Böyle bir rezalet Türkiye Cumhuriyeti tarihinde yaşanmamıştır. Bu bütçe kimin sorununu çözüyor? Gübre fiyatlarından bunların haberi var mı? Kendilerini saraya kapatmışlar, saraya bakıyorlar herkesin durumu iyi. Herkes birbirinin kuyusunu kazıyor.  Devlet kendi çiftçisiyle rekabet eder mi ya!  Böyle bir düzen olamaz! Faizi sıfırlayacağız diyor, hangi faiz. İktidar olduğumuzda birinci haftada çiftçilerin aldıkları kredilerin faizlerini sıfırlayacağız. Yüreğiniz yetiyor mu, yetmez! Talimat gelmesi lazım.  Yıllık enflasyon yüzde 21.

ENA Grup araştırmasına göre yıllık enflasyon yüzde 58 diyorlar. Hangisi doğru. Herhangi bir bakkala gidin, bakkal desin yüzde 21 desin vallahi siyaseti bırakacağım. Ekmeğe gelen zam bile bundan daha fazla. AK Parti’nin milletvekilleri olarak size soruyorum. Piyasada istikrarı sağlamak adına görevlendirilen kurumun adı nedir? Merkez Bankası.

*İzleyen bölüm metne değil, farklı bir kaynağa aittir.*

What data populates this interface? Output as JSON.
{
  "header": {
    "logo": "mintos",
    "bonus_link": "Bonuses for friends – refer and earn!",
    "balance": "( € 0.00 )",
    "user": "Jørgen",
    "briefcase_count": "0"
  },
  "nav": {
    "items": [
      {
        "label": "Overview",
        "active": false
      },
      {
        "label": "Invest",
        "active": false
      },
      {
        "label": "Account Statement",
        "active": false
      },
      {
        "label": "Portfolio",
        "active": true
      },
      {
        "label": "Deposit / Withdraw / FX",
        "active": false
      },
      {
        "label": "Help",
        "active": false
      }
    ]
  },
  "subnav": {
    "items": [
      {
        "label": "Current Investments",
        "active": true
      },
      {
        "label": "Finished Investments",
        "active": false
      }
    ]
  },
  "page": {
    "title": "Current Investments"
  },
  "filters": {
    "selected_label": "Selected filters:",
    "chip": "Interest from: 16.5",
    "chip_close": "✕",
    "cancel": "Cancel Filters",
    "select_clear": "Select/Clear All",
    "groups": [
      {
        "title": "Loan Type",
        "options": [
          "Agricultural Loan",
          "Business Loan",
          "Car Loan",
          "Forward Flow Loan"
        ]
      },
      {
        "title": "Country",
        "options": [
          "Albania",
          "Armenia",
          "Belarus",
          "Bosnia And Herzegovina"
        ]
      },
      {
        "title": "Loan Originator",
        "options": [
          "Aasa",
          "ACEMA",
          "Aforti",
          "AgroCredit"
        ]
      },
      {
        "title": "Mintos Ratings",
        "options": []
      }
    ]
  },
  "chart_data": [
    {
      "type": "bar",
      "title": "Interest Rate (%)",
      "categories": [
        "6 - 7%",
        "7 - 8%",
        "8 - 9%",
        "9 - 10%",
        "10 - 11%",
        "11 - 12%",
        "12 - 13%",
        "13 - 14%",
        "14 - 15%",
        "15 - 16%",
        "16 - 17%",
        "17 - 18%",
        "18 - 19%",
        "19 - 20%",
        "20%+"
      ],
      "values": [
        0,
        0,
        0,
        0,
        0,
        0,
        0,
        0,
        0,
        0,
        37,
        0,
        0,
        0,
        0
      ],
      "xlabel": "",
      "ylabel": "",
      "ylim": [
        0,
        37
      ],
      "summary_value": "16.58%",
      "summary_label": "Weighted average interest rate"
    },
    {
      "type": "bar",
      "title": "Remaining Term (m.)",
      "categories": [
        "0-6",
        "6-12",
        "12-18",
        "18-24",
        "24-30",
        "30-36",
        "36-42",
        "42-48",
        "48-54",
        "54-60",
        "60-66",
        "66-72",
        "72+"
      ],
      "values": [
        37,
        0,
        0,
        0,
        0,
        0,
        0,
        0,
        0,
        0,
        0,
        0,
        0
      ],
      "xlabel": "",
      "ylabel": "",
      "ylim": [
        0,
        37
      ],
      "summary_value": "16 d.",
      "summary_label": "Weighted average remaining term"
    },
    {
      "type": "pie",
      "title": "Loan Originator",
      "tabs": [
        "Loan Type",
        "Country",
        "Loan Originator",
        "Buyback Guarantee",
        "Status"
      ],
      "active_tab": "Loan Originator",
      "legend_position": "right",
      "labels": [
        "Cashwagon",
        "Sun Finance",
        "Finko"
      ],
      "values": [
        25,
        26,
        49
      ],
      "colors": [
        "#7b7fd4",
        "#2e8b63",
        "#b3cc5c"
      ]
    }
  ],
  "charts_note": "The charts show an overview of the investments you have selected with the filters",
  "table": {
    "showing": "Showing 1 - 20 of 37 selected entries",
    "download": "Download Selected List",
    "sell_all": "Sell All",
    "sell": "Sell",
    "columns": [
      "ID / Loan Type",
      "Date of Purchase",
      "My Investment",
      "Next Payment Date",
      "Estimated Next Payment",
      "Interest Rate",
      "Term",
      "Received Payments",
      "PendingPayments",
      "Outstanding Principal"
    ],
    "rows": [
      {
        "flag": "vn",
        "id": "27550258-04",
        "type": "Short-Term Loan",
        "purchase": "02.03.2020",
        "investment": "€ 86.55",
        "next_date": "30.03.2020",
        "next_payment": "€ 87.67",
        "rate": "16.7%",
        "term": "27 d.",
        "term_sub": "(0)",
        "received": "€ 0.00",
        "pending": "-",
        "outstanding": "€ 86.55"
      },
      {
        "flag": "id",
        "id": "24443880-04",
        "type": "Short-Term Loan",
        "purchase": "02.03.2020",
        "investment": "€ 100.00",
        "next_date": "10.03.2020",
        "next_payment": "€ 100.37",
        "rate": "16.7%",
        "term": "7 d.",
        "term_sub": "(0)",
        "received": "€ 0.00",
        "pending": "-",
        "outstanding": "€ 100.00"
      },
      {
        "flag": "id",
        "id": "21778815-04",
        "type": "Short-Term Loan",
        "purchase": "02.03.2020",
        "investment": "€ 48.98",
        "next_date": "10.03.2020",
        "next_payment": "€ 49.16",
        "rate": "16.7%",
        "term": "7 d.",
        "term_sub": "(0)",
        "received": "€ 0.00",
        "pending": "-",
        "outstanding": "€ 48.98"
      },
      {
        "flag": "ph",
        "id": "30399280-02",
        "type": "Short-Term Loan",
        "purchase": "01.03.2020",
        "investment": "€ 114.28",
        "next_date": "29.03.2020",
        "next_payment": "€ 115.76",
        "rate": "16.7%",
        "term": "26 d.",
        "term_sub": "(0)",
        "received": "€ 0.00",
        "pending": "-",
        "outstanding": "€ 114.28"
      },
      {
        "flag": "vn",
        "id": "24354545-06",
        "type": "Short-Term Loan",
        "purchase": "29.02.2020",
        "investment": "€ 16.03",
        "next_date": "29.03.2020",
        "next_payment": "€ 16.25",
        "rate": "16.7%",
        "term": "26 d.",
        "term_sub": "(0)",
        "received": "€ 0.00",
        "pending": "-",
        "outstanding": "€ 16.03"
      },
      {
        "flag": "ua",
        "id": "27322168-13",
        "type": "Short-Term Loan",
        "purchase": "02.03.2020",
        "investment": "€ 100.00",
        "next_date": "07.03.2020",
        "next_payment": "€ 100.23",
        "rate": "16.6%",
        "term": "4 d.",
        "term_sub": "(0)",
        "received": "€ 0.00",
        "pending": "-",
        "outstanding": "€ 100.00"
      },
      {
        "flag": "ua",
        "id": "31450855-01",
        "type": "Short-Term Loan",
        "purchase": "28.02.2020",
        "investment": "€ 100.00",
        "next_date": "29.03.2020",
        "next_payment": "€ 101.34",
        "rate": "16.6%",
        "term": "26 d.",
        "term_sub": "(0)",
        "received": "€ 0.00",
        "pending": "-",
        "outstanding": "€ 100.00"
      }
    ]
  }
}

Artık etiket değiştiren elemanlar istihdam ediliyor.  Merkez Bankası’nı o hale getirdiler ki 128 milyar dolar buharlaştı. Damatla kayınpeder 128 milyar doları ne yaptı? Kime sattılar, biliyor musunuz, bilemezsiniz.

Birisi de tarihte 128 milyar dolar olmadı  diyor, dünyadan bu kadar habersiz.  Ve sizin sıralarınızda milletvekili olarak oturuyor.  Bu iktidar tek kişilik hükümet. Saygınlığı olmayan bir hükümet. Hiç kimsenin itibar etmediği hükümet. Kendinize ‘Ben kendi vatandaşımdan neden dolarla borçlanıyorum” diye sormuyorsunuz.  Bunların hiçbiri, bakanlar milli değil. Türk Lirası nasıl pul haline dönüşür. Bankalardaki tasarruf mevduatının yüzde 63’ü dolar. Bu ne demektir? Vatandaş güvenmiyor dolar olarak tutuyor, kaçınızın haberi var? Daha da artacak göreceksiniz.

Türk Lirası’nı bu hale nasıl getiriyorlar.  Bu ülkenin insanlarının töresinde, hukukunda devlet bir kişiye teslim edilmemiştir. İlk kez 2018’den sonra devleti bir kişiye teslim edildi. Buradaki hükümet değiller.  Erdoğan, “Ben hiçbir zaman faizci olmadım” diyor. Bütün faizcilerin güvencesi ve umudu Erdoğan. Bu yıl 180 milyar lira olan faiz ödemesi bu bütçede 240 milyar lira olacak. Hani siz faize karşıydınız.  Bütçe mi kaldı ortada. Bu bütçe imzalanıp Meclis’e geldiği günden itibaren bütün rakamlar değişti. Dolar kuru, enflasyon kaçtı? Benim adaylığım seni neden bu kadar ilgilendiriyor, geliyor gelmekte olan (AKP’li vekile)  193 milyar dolar Londra’daki tefecilere faiz ödediler. Hangi faiz düştü, çiftçinin, emekçinin faiz mi düştü?  Ekonomi nereye gidiyor diye bakmıyor musunuz ya. İktidar olduğumuzda esnafın da kredilerin faizlerini sıfırlayacağız."